Overview of the Joint Final Regulation: Resubmission in Response to a Notice of Deficiencies • Company has 90 days to respond to a notice of deficiencies. • Must respond to a notice of deficiencies by submitting a revised resolution plan that— • addresses the identified deficiencies; • details the revisions made to address those deficiencies; • describes any changes the company proposes to make to its operations or structure (including associated timing); and • explains why the company believes the revised plan is credible and would result in an orderly bankruptcy.
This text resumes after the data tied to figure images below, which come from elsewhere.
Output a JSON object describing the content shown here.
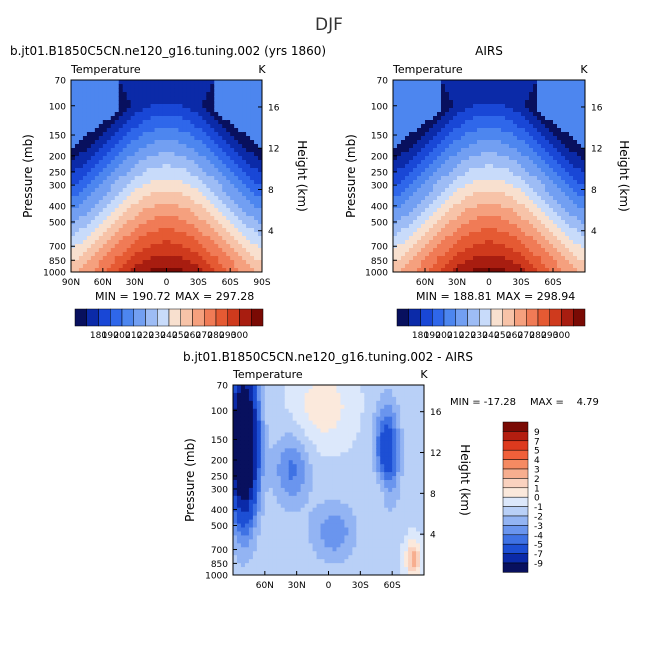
{
  "figure": {
    "title": "DJF"
  },
  "chart_data": [
    {
      "type": "heatmap",
      "title": "b.jt01.B1850C5CN.ne120_g16.tuning.002 (yrs 1860)",
      "subtitle": "Temperature",
      "units": "K",
      "xlabel": "",
      "ylabel": "Pressure (mb)",
      "y2label": "Height (km)",
      "x_ticks": [
        "90N",
        "60N",
        "30N",
        "0",
        "30S",
        "60S",
        "90S"
      ],
      "y_ticks": [
        70,
        100,
        150,
        200,
        250,
        300,
        400,
        500,
        700,
        850,
        1000
      ],
      "y_scale": "log",
      "y2_ticks": [
        4,
        8,
        12,
        16
      ],
      "min": 190.72,
      "max": 297.28,
      "min_label": "MIN = 190.72",
      "max_label": "MAX = 297.28",
      "field_model": "abs"
    },
    {
      "type": "heatmap",
      "title": "AIRS",
      "subtitle": "Temperature",
      "units": "K",
      "xlabel": "",
      "ylabel": "Pressure (mb)",
      "y2label": "Height (km)",
      "x_ticks": [
        "60N",
        "30N",
        "0",
        "30S",
        "60S"
      ],
      "y_ticks": [
        70,
        100,
        150,
        200,
        250,
        300,
        400,
        500,
        700,
        850,
        1000
      ],
      "y_scale": "log",
      "y2_ticks": [
        4,
        8,
        12,
        16
      ],
      "min": 188.81,
      "max": 298.94,
      "min_label": "MIN = 188.81",
      "max_label": "MAX = 298.94",
      "field_model": "abs"
    },
    {
      "type": "heatmap",
      "title": "b.jt01.B1850C5CN.ne120_g16.tuning.002 - AIRS",
      "subtitle": "Temperature",
      "units": "K",
      "xlabel": "",
      "ylabel": "Pressure (mb)",
      "y2label": "Height (km)",
      "x_ticks": [
        "60N",
        "30N",
        "0",
        "30S",
        "60S"
      ],
      "y_ticks": [
        70,
        100,
        150,
        200,
        250,
        300,
        400,
        500,
        700,
        850,
        1000
      ],
      "y_scale": "log",
      "y2_ticks": [
        4,
        8,
        12,
        16
      ],
      "min": -17.28,
      "max": 4.79,
      "min_label": "MIN = -17.28",
      "max_label": "MAX =    4.79",
      "field_model": "diff"
    }
  ],
  "colorbars": {
    "absolute": {
      "orientation": "horizontal",
      "labels": [
        "180",
        "190",
        "200",
        "210",
        "220",
        "230",
        "240",
        "250",
        "260",
        "270",
        "280",
        "290",
        "300"
      ],
      "colors": [
        "#08105e",
        "#0b2aa8",
        "#1947d6",
        "#2f67ea",
        "#4d86ef",
        "#729ff2",
        "#9dbcf5",
        "#c8dbfa",
        "#f8e0cf",
        "#f7c3a8",
        "#f5a07e",
        "#f07b56",
        "#e55a33",
        "#cf3a1d",
        "#a81d10",
        "#7a0a04"
      ]
    },
    "difference": {
      "orientation": "vertical",
      "labels": [
        "9",
        "7",
        "5",
        "4",
        "3",
        "2",
        "1",
        "0",
        "-1",
        "-2",
        "-3",
        "-4",
        "-5",
        "-7",
        "-9"
      ],
      "colors": [
        "#7a0a04",
        "#b41e10",
        "#dd3a1e",
        "#f0603a",
        "#f58a62",
        "#f7ae8f",
        "#fad2bf",
        "#fbe9dc",
        "#dce8fb",
        "#b9d0f7",
        "#93b4f3",
        "#6a95ee",
        "#3f72e4",
        "#1d4fd4",
        "#0b2aa8",
        "#08105e"
      ]
    }
  }
}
Overview of the Joint Final Regulation: Failure to Cure Deficiencies • If the company fails to submit a revised resolution plan within the allotted time, or the Federal Reserve and FDIC jointly determine that the revised resolution plan does not adequately remedy the deficiencies, the Federal Reserve and FDIC may— • jointly determine that the company shall be subject to more stringent capital, leverage, or liquidity requirements, or restrictions on growth or activities; or • in consultation with the FSOC, direct the company to divest assets or operations, provided that— • the Federal Reserve and FDIC have determined to impose the above listed requirements or restrictions; • that the company has failed, within the 2-year period following a determination to impose such requirements or restrictions, to submit an adequate revised resolution plan; and • the Federal Reserve and FDIC jointly determine that the divestiture is necessary to facilitate an orderly resolution of the company in bankruptcy.